The government shores up what it defines as a national priority, whether that be nukes or corn or airlines. If climate change took up more space in that club, we’d see the wisdom in freeing up even a fraction of the cost for nuclear forces, which is currently projected to total $634 billion over the period from 2021 to 2030. The recently passed National Defense Authorization Act increased the Pentagon’s 2023 budget to $858 billion and boosted spending on nuclear weapons.
Megatons to Megawatts offers a rare glimpse at the immediate material trade-off that happens upon giving up weapons to gain energy. Both literally and conceptually, it committed to building a new world out of the old. It’s proof of concept for the daunting systemic transition we must now make: moving away from a security solely dictated by military preparedness against perceived foreign threat, and toward a security driven by action against ongoing planetary change.
For my work in systems design, I’m trained to conjure creative approaches to sprawling, complex problems. My colleagues cross-pollinate among disciplines from linguistics to geophysics to community organizing. Both in and outside the arms control field, there are universities and municipalities and Twitter users churning out imaginative interventions for a vast range of issues. But you need the right political moment for an idea to mature into implementation. “I had the right idea at the right time,” as Neff told me in an email exchange about the Megatons to Megawatts program.
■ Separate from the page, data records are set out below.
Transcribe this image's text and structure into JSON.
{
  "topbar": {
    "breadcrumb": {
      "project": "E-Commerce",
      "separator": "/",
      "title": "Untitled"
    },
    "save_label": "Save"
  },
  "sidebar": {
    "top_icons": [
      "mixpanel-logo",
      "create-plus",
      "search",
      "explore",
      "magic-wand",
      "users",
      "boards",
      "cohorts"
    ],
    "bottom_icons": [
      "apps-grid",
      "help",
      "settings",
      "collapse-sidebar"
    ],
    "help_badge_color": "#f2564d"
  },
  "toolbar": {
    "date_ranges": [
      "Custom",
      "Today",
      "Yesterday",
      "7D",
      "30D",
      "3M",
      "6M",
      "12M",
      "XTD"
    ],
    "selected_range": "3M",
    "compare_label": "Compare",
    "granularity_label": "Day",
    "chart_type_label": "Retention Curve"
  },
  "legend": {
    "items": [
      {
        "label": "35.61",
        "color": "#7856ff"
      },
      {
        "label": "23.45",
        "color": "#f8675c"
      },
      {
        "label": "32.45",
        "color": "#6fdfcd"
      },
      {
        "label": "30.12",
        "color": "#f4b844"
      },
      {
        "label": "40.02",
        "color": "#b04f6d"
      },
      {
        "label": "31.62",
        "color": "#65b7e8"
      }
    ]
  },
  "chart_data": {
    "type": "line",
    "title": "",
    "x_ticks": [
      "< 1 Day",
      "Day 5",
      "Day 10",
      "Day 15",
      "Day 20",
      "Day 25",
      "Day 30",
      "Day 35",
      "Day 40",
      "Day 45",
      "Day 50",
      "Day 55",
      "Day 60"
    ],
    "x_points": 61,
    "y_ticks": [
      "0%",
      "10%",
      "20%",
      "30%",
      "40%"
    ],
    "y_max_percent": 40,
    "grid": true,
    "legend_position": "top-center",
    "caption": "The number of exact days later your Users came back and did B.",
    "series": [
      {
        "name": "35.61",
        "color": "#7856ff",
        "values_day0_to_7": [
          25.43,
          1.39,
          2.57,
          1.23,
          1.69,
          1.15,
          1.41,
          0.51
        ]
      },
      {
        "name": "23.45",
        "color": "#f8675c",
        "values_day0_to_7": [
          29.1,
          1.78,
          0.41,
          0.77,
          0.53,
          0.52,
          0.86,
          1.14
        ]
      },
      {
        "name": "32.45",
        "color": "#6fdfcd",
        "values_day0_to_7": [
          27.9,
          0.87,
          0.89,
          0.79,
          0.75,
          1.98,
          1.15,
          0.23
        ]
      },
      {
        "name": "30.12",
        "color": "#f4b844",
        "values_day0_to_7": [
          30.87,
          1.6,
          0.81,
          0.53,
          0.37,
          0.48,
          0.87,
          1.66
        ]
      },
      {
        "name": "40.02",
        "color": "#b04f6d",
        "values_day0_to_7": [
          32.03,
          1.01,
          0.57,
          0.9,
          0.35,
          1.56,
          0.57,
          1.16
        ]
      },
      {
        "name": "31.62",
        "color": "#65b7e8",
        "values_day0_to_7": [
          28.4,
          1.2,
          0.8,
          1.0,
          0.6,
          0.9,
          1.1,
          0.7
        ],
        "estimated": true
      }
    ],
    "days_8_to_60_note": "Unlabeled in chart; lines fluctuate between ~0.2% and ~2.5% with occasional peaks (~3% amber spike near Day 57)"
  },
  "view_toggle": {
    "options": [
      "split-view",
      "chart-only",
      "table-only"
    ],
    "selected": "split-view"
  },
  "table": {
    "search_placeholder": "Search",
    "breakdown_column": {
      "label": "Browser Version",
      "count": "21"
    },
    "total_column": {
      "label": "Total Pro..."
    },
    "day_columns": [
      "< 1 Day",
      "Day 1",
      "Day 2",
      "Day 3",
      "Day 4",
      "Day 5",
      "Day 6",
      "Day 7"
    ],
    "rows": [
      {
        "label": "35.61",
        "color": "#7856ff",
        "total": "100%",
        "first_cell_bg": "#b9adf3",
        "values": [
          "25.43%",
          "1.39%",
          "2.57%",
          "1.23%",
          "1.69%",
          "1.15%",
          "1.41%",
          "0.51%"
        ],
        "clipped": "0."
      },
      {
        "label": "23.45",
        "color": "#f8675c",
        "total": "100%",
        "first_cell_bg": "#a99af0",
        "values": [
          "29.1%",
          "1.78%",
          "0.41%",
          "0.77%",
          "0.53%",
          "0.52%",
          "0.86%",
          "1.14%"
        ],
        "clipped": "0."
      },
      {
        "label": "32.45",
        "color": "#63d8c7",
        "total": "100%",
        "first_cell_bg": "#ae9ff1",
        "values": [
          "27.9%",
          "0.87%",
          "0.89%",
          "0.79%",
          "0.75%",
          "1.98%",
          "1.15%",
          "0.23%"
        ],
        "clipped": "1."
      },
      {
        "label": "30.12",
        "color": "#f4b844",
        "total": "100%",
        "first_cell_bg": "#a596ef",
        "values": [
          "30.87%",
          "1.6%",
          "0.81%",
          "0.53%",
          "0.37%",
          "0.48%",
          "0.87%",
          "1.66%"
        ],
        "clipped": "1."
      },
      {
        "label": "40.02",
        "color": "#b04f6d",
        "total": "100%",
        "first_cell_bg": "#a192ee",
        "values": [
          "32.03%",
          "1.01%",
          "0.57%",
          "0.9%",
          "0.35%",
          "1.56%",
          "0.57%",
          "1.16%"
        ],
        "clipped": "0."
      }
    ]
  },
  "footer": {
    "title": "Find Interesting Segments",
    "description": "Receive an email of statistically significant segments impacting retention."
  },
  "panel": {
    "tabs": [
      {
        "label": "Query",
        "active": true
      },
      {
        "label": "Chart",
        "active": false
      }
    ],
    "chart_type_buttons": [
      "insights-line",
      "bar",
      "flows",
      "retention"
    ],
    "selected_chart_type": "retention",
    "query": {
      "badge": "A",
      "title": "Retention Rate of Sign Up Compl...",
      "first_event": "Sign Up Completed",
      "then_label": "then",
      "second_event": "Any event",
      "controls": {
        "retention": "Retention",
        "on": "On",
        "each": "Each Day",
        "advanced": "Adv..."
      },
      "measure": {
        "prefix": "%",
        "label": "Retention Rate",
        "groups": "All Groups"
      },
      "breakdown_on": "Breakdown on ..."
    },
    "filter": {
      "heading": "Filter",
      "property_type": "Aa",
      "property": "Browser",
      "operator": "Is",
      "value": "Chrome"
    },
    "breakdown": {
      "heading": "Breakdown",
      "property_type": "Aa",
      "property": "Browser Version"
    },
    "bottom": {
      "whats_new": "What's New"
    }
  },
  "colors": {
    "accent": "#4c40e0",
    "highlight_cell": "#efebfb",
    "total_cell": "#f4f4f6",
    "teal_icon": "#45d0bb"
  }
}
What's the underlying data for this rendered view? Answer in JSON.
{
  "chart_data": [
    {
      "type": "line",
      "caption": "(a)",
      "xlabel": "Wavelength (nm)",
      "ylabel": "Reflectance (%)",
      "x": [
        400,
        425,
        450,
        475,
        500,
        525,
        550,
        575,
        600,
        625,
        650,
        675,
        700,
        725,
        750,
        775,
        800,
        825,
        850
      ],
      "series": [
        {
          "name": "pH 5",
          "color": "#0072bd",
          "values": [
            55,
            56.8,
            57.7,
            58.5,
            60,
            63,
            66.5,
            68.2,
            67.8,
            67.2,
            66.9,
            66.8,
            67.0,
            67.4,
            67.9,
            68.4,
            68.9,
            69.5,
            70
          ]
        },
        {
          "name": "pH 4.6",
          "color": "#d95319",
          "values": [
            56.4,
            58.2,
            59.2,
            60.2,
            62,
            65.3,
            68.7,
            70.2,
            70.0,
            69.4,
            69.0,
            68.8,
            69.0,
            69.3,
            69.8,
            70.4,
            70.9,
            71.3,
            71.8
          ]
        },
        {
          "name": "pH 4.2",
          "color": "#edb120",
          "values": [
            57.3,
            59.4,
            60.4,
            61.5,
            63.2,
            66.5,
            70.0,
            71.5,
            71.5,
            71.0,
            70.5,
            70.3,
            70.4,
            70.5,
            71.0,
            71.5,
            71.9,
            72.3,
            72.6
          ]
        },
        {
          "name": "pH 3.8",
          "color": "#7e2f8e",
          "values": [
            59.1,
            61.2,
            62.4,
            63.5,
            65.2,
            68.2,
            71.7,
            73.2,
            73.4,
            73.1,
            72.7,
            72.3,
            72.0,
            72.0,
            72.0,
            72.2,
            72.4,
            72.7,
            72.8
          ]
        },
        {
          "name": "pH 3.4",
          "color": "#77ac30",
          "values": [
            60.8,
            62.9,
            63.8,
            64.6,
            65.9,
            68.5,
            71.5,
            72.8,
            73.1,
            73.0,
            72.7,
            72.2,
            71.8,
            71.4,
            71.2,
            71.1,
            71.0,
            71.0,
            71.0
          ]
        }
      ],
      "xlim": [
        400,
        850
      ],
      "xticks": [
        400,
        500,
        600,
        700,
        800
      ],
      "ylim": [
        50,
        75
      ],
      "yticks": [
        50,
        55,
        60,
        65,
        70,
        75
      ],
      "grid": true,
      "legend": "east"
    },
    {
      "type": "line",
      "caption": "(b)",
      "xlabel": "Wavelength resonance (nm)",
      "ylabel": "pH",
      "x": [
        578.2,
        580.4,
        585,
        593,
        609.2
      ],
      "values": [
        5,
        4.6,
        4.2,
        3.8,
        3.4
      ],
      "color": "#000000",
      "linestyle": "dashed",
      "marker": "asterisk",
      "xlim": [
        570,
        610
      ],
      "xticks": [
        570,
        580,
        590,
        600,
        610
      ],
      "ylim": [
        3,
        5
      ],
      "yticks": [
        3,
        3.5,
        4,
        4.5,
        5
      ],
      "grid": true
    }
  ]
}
Even so, I’d challenge the notion that we need some perfect opportunity to act. That complacent disposition suits the status quo and fails to account for what we already control — factors like moral clarity or stubborn determination. For Neff, good timing still required him to remain the go-between, orchestrating the unlikely common denominators that made the Megatons to Megawatts deal appealing to all its signatories. “I compare it to having a child,” he said. “Easy to produce but hard to raise … It took roughly 18 years of my life.”
Perhaps I shouldn’t use militaristic metaphors to promote disarmament, but this one is too pertinent: the effort to reduce risk of nuclear disaster and the effort to mitigate climate change are two battles in the same existential war. As author Jonathan Schell put it in his book The Seventh Decade: The New Shape of Nuclear Danger, “Both are the fruit of swollen human power … Both threaten life on a planetary scale. Both require a fully global response. Anyone concerned by the one should be concerned with the other. It would be a shame to save the Earth from slowly warming only to burn it up in an instant in a nuclear war.”
Among disarmament advocates, there can be a sense that climate and nuclear nonproliferation agendas are vying for congressional goodwill and philanthropic dollars. There’s also a legitimate concern about “fear fatigue” — that the public doesn’t have bandwidth to be anxious about so many existential threats at once. With a weapons-to-energy policy, we wouldn’t need to play these zero-sum games. By making disarmament part and parcel of climate mitigation, we can build the political will to do both.
Irina Wang is a designer and writer at the intersection of existential risk and structural injustice. She practices the creative work of cross-sector translation, the strategic work of systems transition, and the ethical work of forging allyship.